You can upgrade to a YAML 1.2 like my ruamel.yaml and get the result you expect.
Simple example.yml
file
Base:
StartTime: 645:0
EndTimes: 645:023
MidTimes: 645:02
mac: 99:19:b9:fa:37:99
MissionStartTimestamp: -2037:14522
MissionEndTimestamp: -2037:14522
When it is loaded into python
import yaml
with open("example.yml", 'r') as file:
example_ = yaml.safe_load(file)
print(yaml.dump(example_, default_flow_style=False))
results:
Base:
EndTimes: 645:023
MidTimes: 38702
MissionEndTimestamp: -2037:14522
MissionStartTimestamp: -2037:14522
StartTime: 38700
mac: 99:19:b9:fa:37:99
for whatever reason, any "number" value with a single colon that has 2 or fewer trailing digits gets converted to another "number"…
also tried:
import yaml
with open("example.yml", 'r') as file:
example_ = yaml.load(file, Loader=yaml.CLoader)
print(yaml.dump(example_, default_flow_style=False))
same results (same with Loader=yaml.CSafeLoader
, CFullLoader
, CUnsafeLoader
)
the other loader, has different results,
CBaseLoader
turns it into a single quote string:
Base:
EndTimes: 645:023
MidTimes: '645:02'
MissionEndTimestamp: -2037:14522
MissionStartTimestamp: -2037:14522
StartTime: '645:0'
mac: 99:19:b9:fa:37:99
Looks like CBaseLoader
is the best, but adding the single quotes isn’t great, will now have to add another step to strip those quotes… any way around this? to get it to load as the other values load.
UPDATE#1
Based on @ubaumann’s answer, I’ve add this follow up.

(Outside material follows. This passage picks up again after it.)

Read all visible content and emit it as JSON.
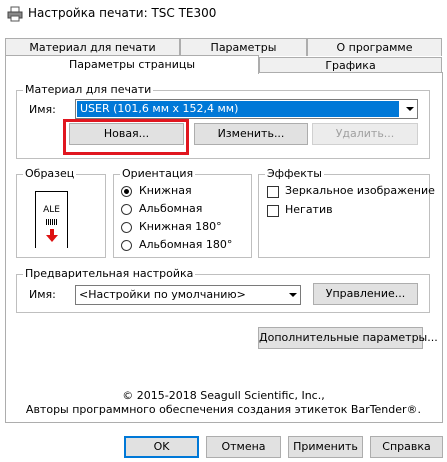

install ruamel.yaml – conda install -c conda-forge ruamel.yaml
or pip install ruamel.yaml
change the file header info
import sys
from ruamel.yaml import YAML
yaml=YAML(typ="rt")
and the open/dump calls
with open("example.yml", 'r') as file:
example_ = yaml.load(file)
yaml.dump(example_, sys.stdout)
result
Base:
StartTime: 645:0000
EndTimes: 645:023
MidTimes: 645:02
mac: 99:19:b9:fa:37:99
MissionStartTimestamp: -2037:14522
MissionEndTimestamp: -2037:14522
if you modify the line yaml=YAML(typ="rt")
to yaml=YAML(typ="safe")
you’ll get all of them in strings:
Base: {EndTimes: '645:023', MidTimes: '645:02', MissionEndTimestamp: '-2037:14522',
MissionStartTimestamp: '-2037:14522', StartTime: '645:0000', mac: '99:19:b9:fa:37:99'}
YAML integers can be formatted in different ways and using the :
will interpret it as sexagesimal (base 60)
https://yaml.org/type/int.html
Using “:” allows expressing integers in base 60, which is convenient for time and angle values
PyYAML parses as subset of YAML 1.1 and in that specification there are sexagesimal numbers, essentially for processing values with minutes and seconds (like time, arcs). Since this let to a lot of confusion this was quickly dropped from the YAML 1.2 specification, but PyYAML was never upgraded since 2009 when that spec came out.
You can upgrade to a YAML 1.2 like my ruamel.yaml and get the result you expect.